Miracle Country: A Memoir of a Family and a Landscape (Algonquin Books, 2020) is the story of the author’s family, running from the 1960s to the present, and their close ties to the harsh yet breathtaking landscape. Life in the isolated and drought-stricken Owens Valley is difficult, but for the type of people who choose to live there, it’s the only place where they feel at home. Kendra Atleework’s writing is probing yet compassionate and her prose evokes a strong sense of place. Now I know why my son and his fiancé take Highway 395 along the Eastern Sierra Nevada when they drive between their home in Lake Tahoe and Southern California (rather than the faster 5 or 99 freeways down the Central Valley).
Finally, let’s go international with two books featuring Muslim families from Lebanon and India who have immigrated to California and started new lives.
The Arsonists’ City (Harper, 2021) concerns the Nasrs, an Arab-American family based in the Southern California desert community of Blythe. The father, Idris, is a heart surgeon originally from Beirut, while the mother, Mazna, was a stage actress in Damascus before immigrating. Their three adult children are close-knit despite having relocated to Brooklyn, Austin, and Beirut. The plot is set in motion when Idris’s father dies, leaving their family home in Beirut empty. Idris surprises everyone when he announces that he plans to sell it; the house and Beirut, for better or worse, remain the family’s touchstone.
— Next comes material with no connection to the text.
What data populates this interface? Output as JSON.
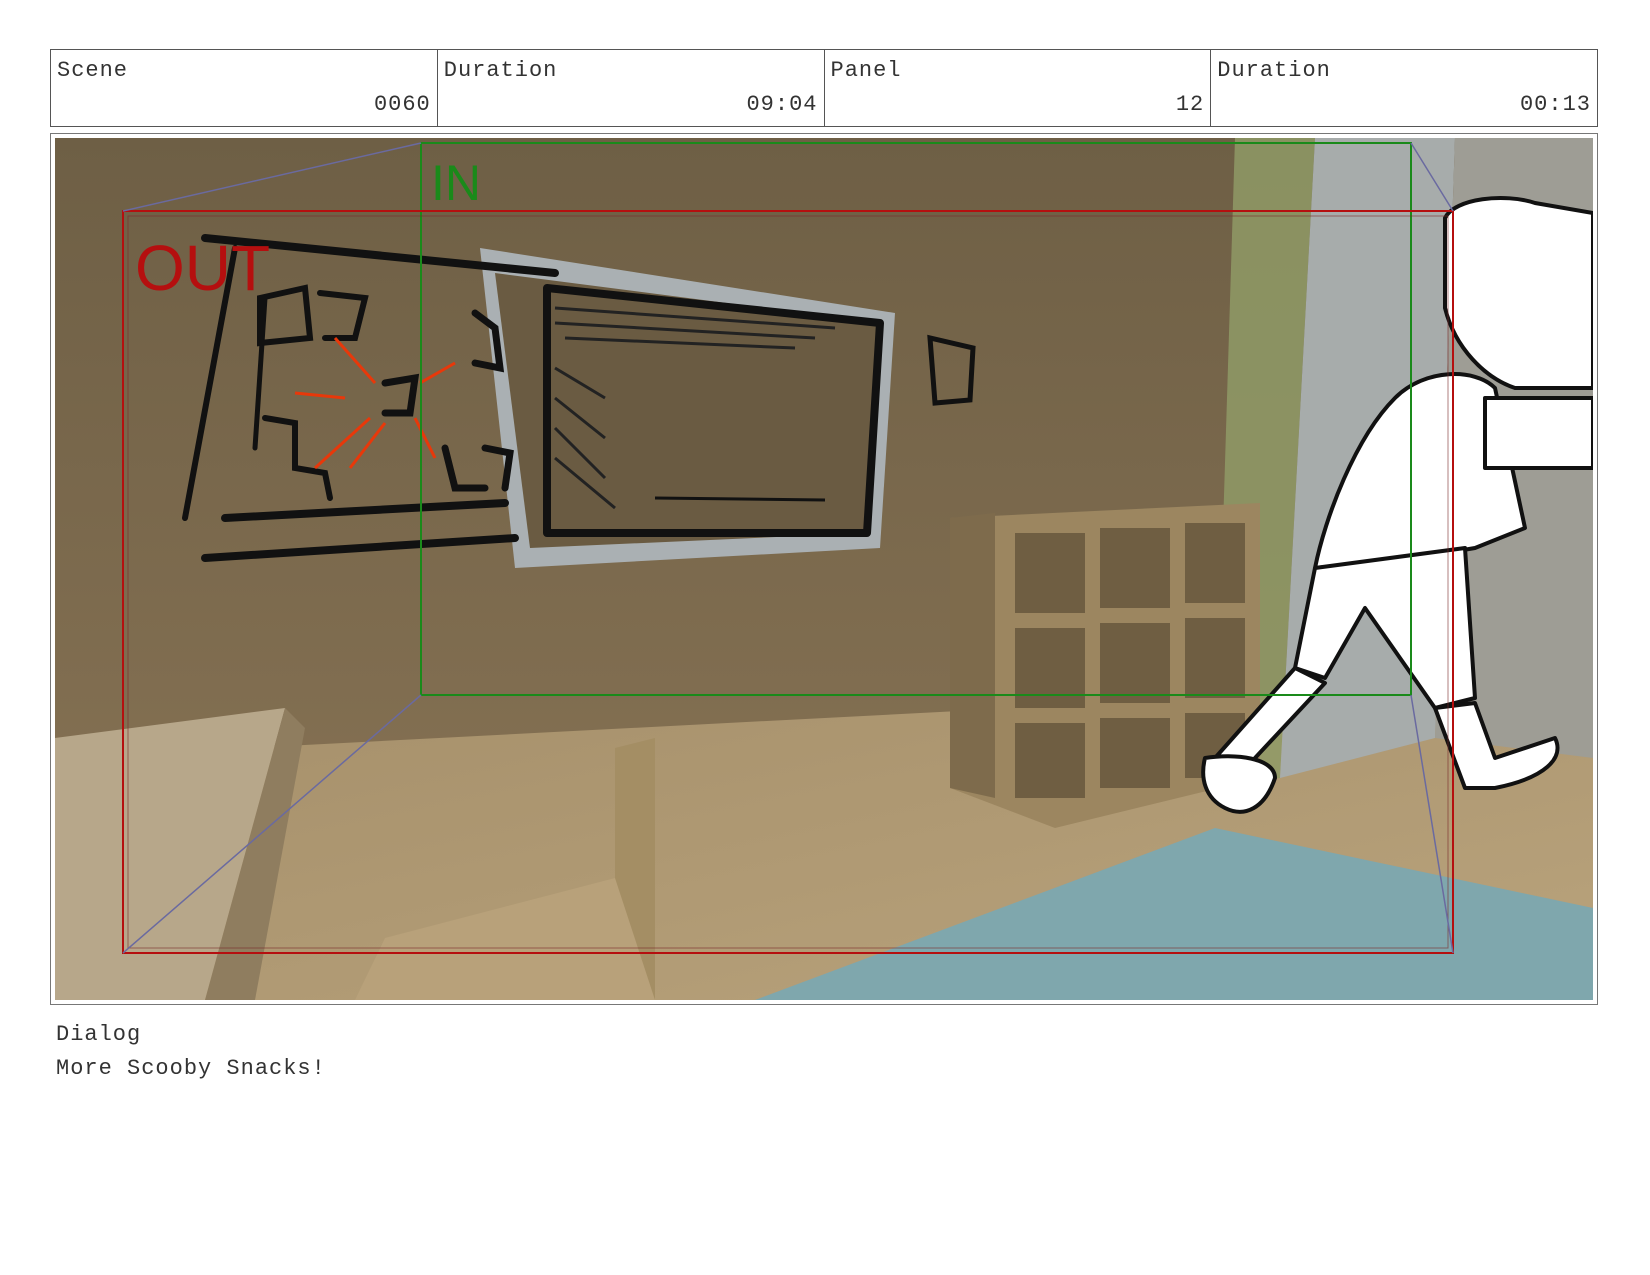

When everyone travels to Beirut to sort things out, various long-simmering conflicts come to the surface. The heart of the story is a long-held secret that played a key part in Idris and Mazna’s decision to emigrate to the U.S. These characters took up residence in my mind and eventually my heart. Hala Alyan sensitively probes each character’s life and the many tangled but loving relationships. Beirut is a vivid presence, whether the characters are at the beach, in crowded restaurants and clubs, or driving on streets dotted with military checkpoints. This is a passionate, bittersweet story that explores family life, immigration, and the fraught history of Lebanon and Syria.
A Place for Us (SJP/Hogarth, 2018) was my favorite read of 2019. Like The Arsonists’ City, it uses a milestone event as the catalyst for revelations among a close-knit family, in this case, the eldest daughter’s wedding. The wrench in the works is Amar, the bride’s younger brother, who has been estranged from the family for three years. Mirza’s debut novel uses the story of one Indian-American Muslim family living in the Bay Area to examine issues of identity, family, and finding (or making) a place for oneself in the larger community. The writing is elegant, the characters are realistically complex, and the family’s struggle to remain bound together in love is deeply involving. I was spellbound for the entire 400 pages. I’ve been encouraging people to read A Place for Us for five years. Now it’s your turn.